I don’t see anything, I don’t hear anything, I won’t tell anyone… How do people with schizophrenia see the world?

In one of the previous articles, we already talked about hallucinations. This problem one way or another can affect anyone who has experienced severe stress and needs qualified psychological help. However, hallucinations can be a consequence or concomitant symptom of much more severe and dangerous conditions for a person, such as schizophrenia. All hallucinations are conditionally divided into five main types associated with the work of our senses. How do they differ from each other and how to timely recognize an alarming symptom in yourself and others?

I don’t see anything, I don’t hear anything, I won’t tell anyone… How do people with schizophrenia see the world?

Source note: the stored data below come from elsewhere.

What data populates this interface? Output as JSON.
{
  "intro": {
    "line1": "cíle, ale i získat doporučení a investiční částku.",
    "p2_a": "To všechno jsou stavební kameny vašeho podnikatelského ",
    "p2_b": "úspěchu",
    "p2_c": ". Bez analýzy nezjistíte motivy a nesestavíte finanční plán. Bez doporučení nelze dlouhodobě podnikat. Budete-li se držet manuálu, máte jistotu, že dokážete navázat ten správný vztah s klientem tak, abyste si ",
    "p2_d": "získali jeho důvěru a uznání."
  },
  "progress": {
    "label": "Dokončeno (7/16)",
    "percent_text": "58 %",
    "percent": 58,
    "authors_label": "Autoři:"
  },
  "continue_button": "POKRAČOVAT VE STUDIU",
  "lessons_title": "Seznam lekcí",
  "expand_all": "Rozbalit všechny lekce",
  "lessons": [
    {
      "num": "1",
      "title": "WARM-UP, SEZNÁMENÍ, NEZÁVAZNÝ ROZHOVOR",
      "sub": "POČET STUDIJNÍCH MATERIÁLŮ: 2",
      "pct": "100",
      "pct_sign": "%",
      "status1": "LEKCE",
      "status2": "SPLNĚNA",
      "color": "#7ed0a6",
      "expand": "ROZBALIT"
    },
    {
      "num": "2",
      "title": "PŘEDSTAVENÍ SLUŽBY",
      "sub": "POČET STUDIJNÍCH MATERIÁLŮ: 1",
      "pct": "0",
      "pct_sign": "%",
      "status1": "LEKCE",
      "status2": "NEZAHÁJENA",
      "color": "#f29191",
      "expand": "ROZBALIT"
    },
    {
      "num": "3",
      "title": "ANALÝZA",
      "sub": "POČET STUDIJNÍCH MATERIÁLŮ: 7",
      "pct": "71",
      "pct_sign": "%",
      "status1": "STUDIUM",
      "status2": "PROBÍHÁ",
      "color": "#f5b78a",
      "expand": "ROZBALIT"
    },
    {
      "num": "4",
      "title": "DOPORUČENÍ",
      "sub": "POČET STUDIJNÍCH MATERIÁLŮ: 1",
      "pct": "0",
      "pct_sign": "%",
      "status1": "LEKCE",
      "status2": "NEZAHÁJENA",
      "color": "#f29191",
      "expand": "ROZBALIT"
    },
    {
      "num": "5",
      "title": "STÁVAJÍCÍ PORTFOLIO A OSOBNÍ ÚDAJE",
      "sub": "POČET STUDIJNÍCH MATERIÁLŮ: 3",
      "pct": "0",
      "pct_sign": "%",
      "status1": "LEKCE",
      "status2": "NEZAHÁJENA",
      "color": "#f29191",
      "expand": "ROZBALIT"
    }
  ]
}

Are the eyes the mirror of the soul?

It so happened in the course of the evolution of mankind that people perceive most of the information with their eyes. However, is what we see always related to reality? Let’s look at the most common types of visual hallucinations:

  • Photopsies are called elementary visual visions, such as sudden sparks, flashes of light, or colored stripes.
  • Visual hallucinations can be macrooptical and microoptical, when the patient sees objects in unusual sizes for them.
  • Visions can be mobile or stable, which fits them perfectly into the overall context of what is happening.
  • Patients may experience single, multiple, and even scene-like hallucinations.
  • While falling asleep, a person may be haunted by hypnogagic images, and upon awakening, by hypnopompic ones.

Whose voice is this?

Remember, one of the most common patterns in many horror films is the character who commits crimes under the influence of certain voices in his head? So, with auditory hallucinations, the matter is not limited to voices alone. This type of violation implies the presence of:

  • Akoasmov, when noises, crackles, someone’s steps and even shots are heard in the patient’s ears (a very common occurrence among people who participated in hostilities).
  • Phonemes, that is, fragmentary syllables or even words of someone’s speech. There is speech, but the one who speaks is not.
  • Various forms of communication with your inner «adviser» in the form of a monologue of the latter or a dialogue with yourself.
  • Verbal, during which patients can hear familiar or unfamiliar speech. This, by the way, is a rather dangerous state, since such voices can not only “glow”, but also condemn, approve, threaten, accuse and even justify. And the usual “commentators” in the head, who simply state certain facts of real life, are not so terrible as imperative hallucinations that prompt the patient to perform certain actions.

In addition to vivid visual and auditory hallucinations, the patient can feel gustatory, tactile and olfactory changes in reality. Most often, they are negative and frightening in nature: a person feels the touch of insects, feels unpleasant smells and tastes.

I don’t see anything, I don’t hear anything, I won’t tell anyone… How do people with schizophrenia see the world?

How to recognize the presence of auditory and visual hallucinations in a person?

If you notice that the person next to you is noticeably immersed in himself, is having a meaningful dialogue with an invisible interlocutor, or freezes right in the middle of a conversation. Listening to something … It is possible that he is just used to pronouncing his own actions, has problems with memory or features of perception. But the same symptoms are characteristic of the manifestation of hallucinations. You should be wary if his verbal and non-verbal behavior noticeably does not correspond to the situation, it seems that he is observing something that others simply do not see or hear. At the same time, a person can be distracted, change the topic of conversation for no apparent reason, his gaze wanders around the interlocutor and surrounding objects …

You should not focus on this condition of the patient, but you also do not need to lose vigilance. Try to call for medical help or contact the person’s relatives, informing them of what is happening. Do not do it openly, your obvious participation may frighten the patient.